When the earth shook in Kathmandu on April 25, it dumped a seven-story building on top of 15 year-old Pemba Tamang. The boy was trapped under the weight of a world that for him and thousands of others literally tore apart and collapsed like a scene from a sci-fi doomsday movie.
Then five days passed. Helpless and alone, he waited, and survived. I figure that comes to about 7,200 minutes. Even a couple minutes can be scary if you find yourself crushed under debris, unable to move. I can’t imagine his plight for hour after hour in the dark, wondering what’s next as tremors continued for days, each rumble threatening to sever the tiny thread of life he desperately clung to. Finally a combined Nepalese and American disaster response team heard his cries for help, and brick by brick dug him out. “I thought I was just hallucinating again,” he said, when light finally broke through between the concrete slabs that wedged him into a deep crevice. Covered in dust from head to foot and squinting in the bright sunlight, he was surprisingly coherent and responsive, enough so to manage a little hand wave to a cheering crowd of jubilant onlookers, desperate for good news.
I will try to remember Pemba’s struggle and his remarkable patience next time I have to wait at the grocery store check-out line, or when the cars in front of me aren’t moving quickly enough at the Starbuck’s drive-through.
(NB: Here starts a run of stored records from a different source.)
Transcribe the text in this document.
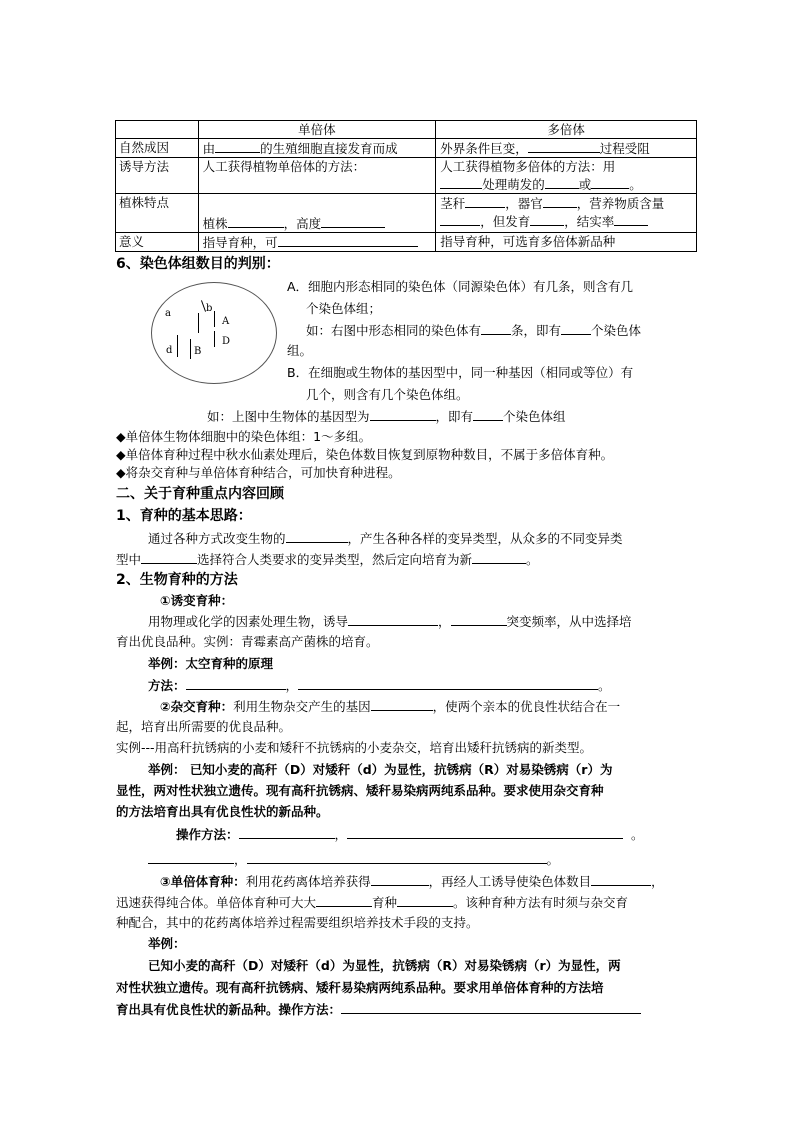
	单倍体	多倍体
自然成因	由 的生殖细胞直接发育而成	外界条件巨变， 过程受阻
诱导方法	人工获得植物单倍体的方法：	人工获得植物多倍体的方法：用
处理萌发的 或 。
植株特点	植株 ，高度	茎秆 ，器官 ，营养物质含量
，但发育 ，结实率
意义	指导育种，可	指导育种，可选育多倍体新品种
6、染色体组数目的判别：
a	b
A
D
d B
A．细胞内形态相同的染色体（同源染色体）有几条，则含有几
个染色体组；
如：右图中形态相同的染色体有 条，即有 个染色体
组。
B．在细胞或生物体的基因型中，同一种基因（相同或等位）有
几个，则含有几个染色体组。
如：上图中生物体的基因型为	，即有 个染色体组
◆单倍体生物体细胞中的染色体组：1～多组。
◆单倍体育种过程中秋水仙素处理后，染色体数目恢复到原物种数目，不属于多倍体育种。
◆将杂交育种与单倍体育种结合，可加快育种进程。
二、关于育种重点内容回顾
1、育种的基本思路：
通过各种方式改变生物的	，产生各种各样的变异类型，从众多的不同变异类
型中	选择符合人类要求的变异类型，然后定向培育为新	。
2、生物育种的方法
①诱变育种：
用物理或化学的因素处理生物，诱导	，	突变频率，从中选择培
育出优良品种。实例：青霉素高产菌株的培育。
举例：太空育种的原理
方法：	，	。
②杂交育种：利用生物杂交产生的基因	，使两个亲本的优良性状结合在一
起，培育出所需要的优良品种。
实例---用高秆抗锈病的小麦和矮秆不抗锈病的小麦杂交，培育出矮秆抗锈病的新类型。
举例： 已知小麦的高秆（D）对矮秆（d）为显性，抗锈病（R）对易染锈病（r）为
显性，两对性状独立遗传。现有高秆抗锈病、矮秆易染病两纯系品种。要求使用杂交育种
的方法培育出具有优良性状的新品种。
操作方法：	，	。
，	。
③单倍体育种：利用花药离体培养获得	，再经人工诱导使染色体数目	，
迅速获得纯合体。单倍体育种可大大	育种	。该种育种方法有时须与杂交育
种配合，其中的花药离体培养过程需要组织培养技术手段的支持。
举例：
已知小麦的高秆（D）对矮秆（d）为显性，抗锈病（R）对易染锈病（r）为显性，两
对性状独立遗传。现有高秆抗锈病、矮秆易染病两纯系品种。要求用单倍体育种的方法培
育出具有优良性状的新品种。操作方法：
I will remember that any small inconvenience in my so-called busy life is nothing compared to five days in a hole. I will also think about the parallel between this story and the way the God of the Bible is always on a rescue mission, searching for the lost, for those who are buried under tons of personal rubble, trapped without a chance of escaping on their own. I can personally testify that He hears even the faintest cry for help, and won’t stop digging for us until His saving hand pulls us out of what could have been our spiritual grave. We are told that “. . . there is more joy in heaven over one lost sinner who repents and returns to God than over ninety-nine others who are righteous and haven’t strayed away!” (Luke 15:10 NLT) That sounds like a cheering crowd to me.